On November 3, 2013, an event called Public Health Nursing: Yesterday, Today, and Tomorrow! was held by the Quad Council of Public Health Organizations in the Fairmont Copley Plaza Hotel to honor Quad Council’s 90th anniversary. The Quad Council is made up of the following associations: the Association of Public Health Nurses (APHN), the Association of Community Health Nursing Educators (ACHNE), the Public Health Nursing Section of the American Public Health Association (PHN-APHA), and the American Nurses Association Council on Nursing Practice and Economics (ANA). The Quad Council’s mission is to “provide(s) leadership, voice and visibility for public health nurses through setting a national policy agenda on issues related to public health nursing,” carried out through the improvement of public health structure, expansion of public health and care services, advancement of public health nursing education, promotion of public health nursing leadership, and establishing research studies within the public health nursing practice. In remembrance of the purpose of public health nursing, the Quad Council hosted a panel of experienced public health nurses who recounted and reflected on their ongoing public health nursing journey to impart their wisdom to the other nurses in attendance.

During this event, a panel of public health nurse leaders, namely Ruth Knollmueller, Carol Easley Allen, Cheryl Easley, Betty Bekemeier, and Diane Gallagher spoke about the past and current narratives of public health nursing, as well as their hopes and visions for its future.  They shared stories about the development of public health nursing from the 1960s, during which Medicare, Medicaid, Roe v. Wade, and the Community Mental Health Act of 1963 were debated but were topics of importance. Although the prime years of their careers were trying times for public health nursing, they emphasized the importance of pressing on as positive transformation is almost always brought on by a period of uneasy changes.

Carol Easley and Cheryl Easley-Allen continued the conversation and spoke of the importance of cultural sensitivity, especially because of the diverse nature of the community of the United States. They spoke of the hurt that communities of diverse backgrounds experienced due to the grave inequalities in the past history of healthcare, and encouraged the nurses in the audience to continue their role as healing hands. They believed that these healing hands were only possible by being able to care for the patient in the context of their whole person, taking into consideration the differences in culture and letting go of personal biases.

As the night went on, it became more evident that the nurse leaders on the panel spoke with urgency. They called for the nurses in the audience to speak up, not just in that room that day during the discussion, but in their workplaces. They shared their concern of nurses still being too timid to speak up even though they know that they have the knowledge and right interventions on their floors and within their specialties. One of the Easley sisters, for example, spoke of an experience wherein a medical doctor proposed that bringing care to the houses of the people would be beneficial to the community’s health. This seemed to suggest that public health nurses are not getting the adequate recognition in their skills in the field. They implored for each and every nurse to come together and create a transformative and collective voice in order to genuinely and effectively advocate for the nursing profession and the patients. It has not been easy, especially in the 1960s for the nurses of color in the panel, but they continued to believe in the cause of public health, specifically providing equal opportunity of care for all.

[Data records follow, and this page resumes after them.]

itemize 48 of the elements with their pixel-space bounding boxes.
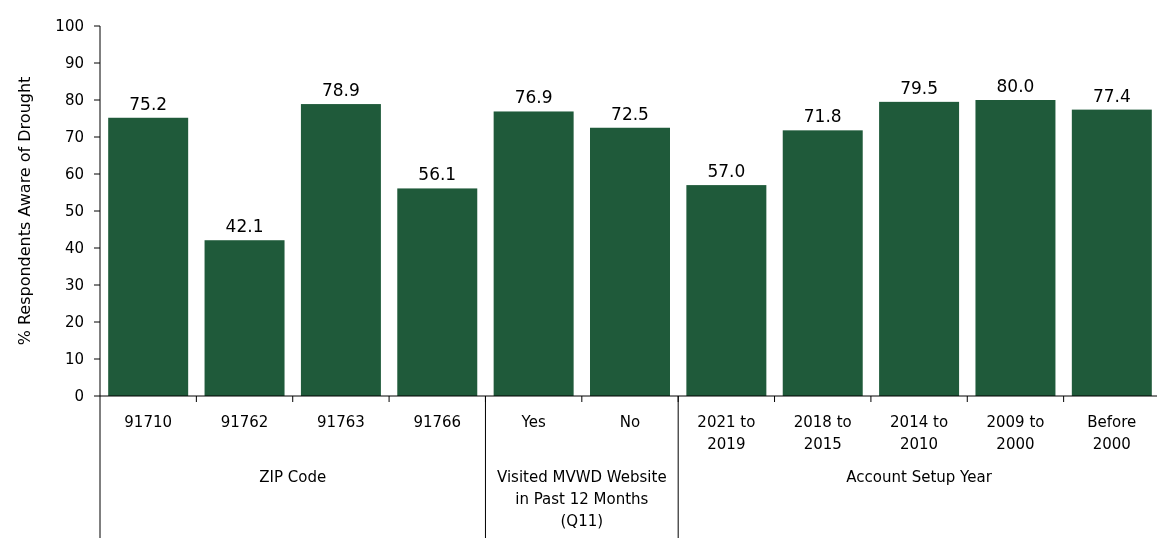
- y-tick-label: 40: [64, 239, 84, 258]
- bar: [204, 240, 285, 396]
- y-tick-label: 90: [64, 54, 84, 73]
- bar: [108, 117, 189, 396]
- bar: [879, 101, 960, 396]
- data-label: 75.2: [129, 93, 168, 114]
- text: Visited MVWD Website in Past 12 Months (Q11): [497, 468, 667, 530]
- y-tick-label: 100: [55, 17, 84, 36]
- data-label: 77.4: [1092, 85, 1131, 106]
- data-label: 72.5: [611, 103, 649, 124]
- x-tick-label: 91762: [220, 413, 269, 431]
- data-label: 76.9: [514, 87, 553, 108]
- data-label: 56.1: [418, 164, 457, 185]
- data-label: 80.0: [996, 76, 1035, 96]
- data-label: 57.0: [707, 161, 746, 182]
- y-tick-label: 70: [64, 128, 84, 147]
- y-tick-label: 60: [64, 165, 84, 184]
- bar: [975, 100, 1056, 396]
- bar: [590, 127, 670, 396]
- x-tick-label: 91766: [413, 413, 462, 431]
- y-tick-label: 0: [74, 387, 84, 406]
- bar: [686, 185, 767, 396]
- x-tick-label: 2021 to 2019: [697, 413, 756, 453]
- data-label: 42.1: [225, 216, 264, 237]
- x-tick-label: 2009 to 2000: [986, 413, 1045, 453]
- data-label: 71.8: [803, 106, 842, 127]
- y-tick-label: 20: [64, 313, 84, 332]
- bar: [782, 130, 863, 396]
- data-label: 78.9: [321, 80, 360, 101]
- x-tick-label: Before 2000: [1087, 413, 1137, 453]
- bar: [1071, 109, 1152, 396]
- bar: [397, 188, 478, 396]
- x-tick-label: 2018 to 2015: [793, 413, 852, 453]
- bar: [493, 111, 574, 396]
- x-tick-label: No: [619, 413, 641, 431]
- bar: [300, 104, 381, 396]
- y-tick-label: 10: [64, 350, 84, 369]
- x-tick-label: 2014 to 2010: [890, 413, 949, 453]
- y-tick-label: 80: [64, 91, 84, 110]
- y-axis-title: % Respondents Aware of Drought: [15, 76, 34, 346]
- text: Account Setup Year: [846, 468, 993, 486]
- y-tick-label: 50: [64, 202, 84, 221]
- y-tick-label: 30: [64, 276, 84, 295]
- text: ZIP Code: [259, 468, 327, 486]
- data-label: 79.5: [900, 77, 939, 98]
- x-tick-label: 91763: [317, 413, 365, 431]
- x-tick-label: 91710: [124, 413, 173, 431]
- x-tick-label: Yes: [520, 413, 546, 431]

Overall, it was fascinating to hear about the evolution of public health nursing through the voices of individuals who were the evolution’s vessels themselves. What I took away from Public Health Nursing: Yesterday, Today, and Tomorrow! was not merely the historical nuggets that the nurse leaders shared with the crowd, but rather the wisdom they imparted from their experiences.

The message that these nurse leaders shared with the audience profoundly resonated with me as I prepare myself as a senior in the Connell School of Nursing this year. Each one of the panelists showed passion for their profession. More importantly, however, they showed deep care for their patients and the communities they have represented through their nursing careers. The values these nurses hold are values that I myself hold important. As I become a nurse next year, I would like to look up to these influential individuals and incorporate and develop their sincerity in their profession and be the healing hands that they have always been.